I used to live on a sailboat in a little marina in St. Petersburg, Florida. And, during this era of my life, I also worked at sea, for starters on oil-field boats and then on oceangoing tugs. In any case, after a week or two “on the beach,” a phrase professional mariners use to describe their time ashore, I would pack up my personal effects in a big, blue waterproof sea bag and, just before pulling the zipper closed, toss in a bunch of recreational marine magazines, some loaded with new and used boats for sale.
That would make me ready to go. And often, I wouldn’t be back for months, traveling the high seas, while my slip mates kept an eye on my boat. It was a carefree sort of life, although, like most everything else, it had its trials.
Wintertime in the Gulf of Mexico was one of the biggies. In spite of the fronts that barrel through the Gulf on a more or less weekly basis after Christmas, pushing sea conditions that can get fairly outrageous, offshore supply vessels back then were expected to deliver drilling mud, drill pipe and other supplies to offshore rigs no matter what. Things could turn dangerous and life threatening in a hurry, although this was of little account really. There were so many boats vying for jobs in the bad old days that refusing an oil company’s demands meant getting fired. If you didn’t comply, the tool pusher simply hired another boat and everybody was out of a job.

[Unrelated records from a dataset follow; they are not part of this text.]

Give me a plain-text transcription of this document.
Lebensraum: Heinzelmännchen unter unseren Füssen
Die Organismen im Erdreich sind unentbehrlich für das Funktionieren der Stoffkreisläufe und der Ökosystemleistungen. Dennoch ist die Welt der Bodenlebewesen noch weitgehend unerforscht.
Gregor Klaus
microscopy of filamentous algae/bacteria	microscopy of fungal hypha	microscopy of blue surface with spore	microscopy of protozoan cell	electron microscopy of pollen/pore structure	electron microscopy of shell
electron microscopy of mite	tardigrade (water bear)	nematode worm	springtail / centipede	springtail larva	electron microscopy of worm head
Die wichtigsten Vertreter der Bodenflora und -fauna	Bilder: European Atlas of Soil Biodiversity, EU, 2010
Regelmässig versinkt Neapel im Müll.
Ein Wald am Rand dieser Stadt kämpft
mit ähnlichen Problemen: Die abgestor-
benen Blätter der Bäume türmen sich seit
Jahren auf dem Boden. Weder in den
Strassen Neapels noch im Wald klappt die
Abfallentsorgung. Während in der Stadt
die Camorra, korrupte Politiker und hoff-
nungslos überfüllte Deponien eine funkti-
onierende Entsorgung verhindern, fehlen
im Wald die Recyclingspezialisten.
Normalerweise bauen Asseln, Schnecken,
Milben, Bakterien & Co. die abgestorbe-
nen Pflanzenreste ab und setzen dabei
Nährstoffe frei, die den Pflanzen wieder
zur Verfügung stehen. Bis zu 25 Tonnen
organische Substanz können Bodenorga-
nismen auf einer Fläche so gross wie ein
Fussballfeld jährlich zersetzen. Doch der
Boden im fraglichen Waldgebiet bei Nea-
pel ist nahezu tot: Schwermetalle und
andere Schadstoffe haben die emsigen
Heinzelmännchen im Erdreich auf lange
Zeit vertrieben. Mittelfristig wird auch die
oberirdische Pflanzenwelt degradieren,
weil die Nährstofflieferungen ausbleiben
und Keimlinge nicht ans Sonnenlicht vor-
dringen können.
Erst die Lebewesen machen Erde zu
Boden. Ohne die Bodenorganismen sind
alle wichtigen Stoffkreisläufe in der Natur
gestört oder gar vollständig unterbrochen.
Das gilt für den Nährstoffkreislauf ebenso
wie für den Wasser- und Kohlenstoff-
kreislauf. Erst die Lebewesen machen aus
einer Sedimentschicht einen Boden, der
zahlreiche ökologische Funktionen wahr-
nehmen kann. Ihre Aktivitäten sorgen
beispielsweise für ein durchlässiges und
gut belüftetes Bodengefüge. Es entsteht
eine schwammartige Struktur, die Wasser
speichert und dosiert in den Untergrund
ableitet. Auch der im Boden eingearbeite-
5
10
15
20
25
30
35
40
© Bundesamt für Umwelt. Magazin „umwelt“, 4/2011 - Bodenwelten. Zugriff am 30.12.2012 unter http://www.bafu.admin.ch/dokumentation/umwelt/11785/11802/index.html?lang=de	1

As you’d imagine, stress was a big-time factor. And indeed, one of the most stressful aspects of supply-boat work back then entailed hovering a given boat (most of them were at least 200 feet long) under a rig’s crane for hours because it was too rough to tie up without breaking mooring lines. You had to keep the -vessel more or less “on station,” stern-to in rousing seas, using only the main engines and a powerful bow thruster. Often, there’d be three or four roustabouts on the heaving deck, under the crane, hooking up bundles of drill pipe or giant chunks of machinery or hoses. The life-and-death implications of the process were hard to ignore.
But we did, often for extended periods. I have no trouble remembering the long, tension-ridden nights spent sitting in the wheelhouse, at the aft station, operating the controls, while roustabouts danced around with 6-to-8-foot waves washing through the boat’s open transom and the engines and thruster roaring like they’d been sent for. Two hours of this wasn’t unusual. Four hours wasn’t extraordinary. Six or seven hours? Possibly.
Here’s the deal, though: One of the primary things that kept me engaged, energized and hopeful during these stints—or any of the long difficult watches I pulled while working at sea—were the magazines I’d stuffed into my sea bag before departing for the wild blue yonder. No matter how stressful, boring and exhausting things became, I could always look forward to the expansive feelings of escape I got from eventually going below to my relatively quiet cabin to read in the rack, if only for a few minutes before nodding off.
Of course, my life is now a great deal different than it used to be. And the boating I do is a great deal less difficult. But there are at least a couple of aspects that haven’t changed. Not only do I still own a sea bag but, before closing it up for a weekend on board the Betty Jane II, I invariably toss in a couple of marine magazines. Call it habit. Call it whatever. But to this day, reading in the rack remains one of the most promising, soothing, calming endeavors I can think of.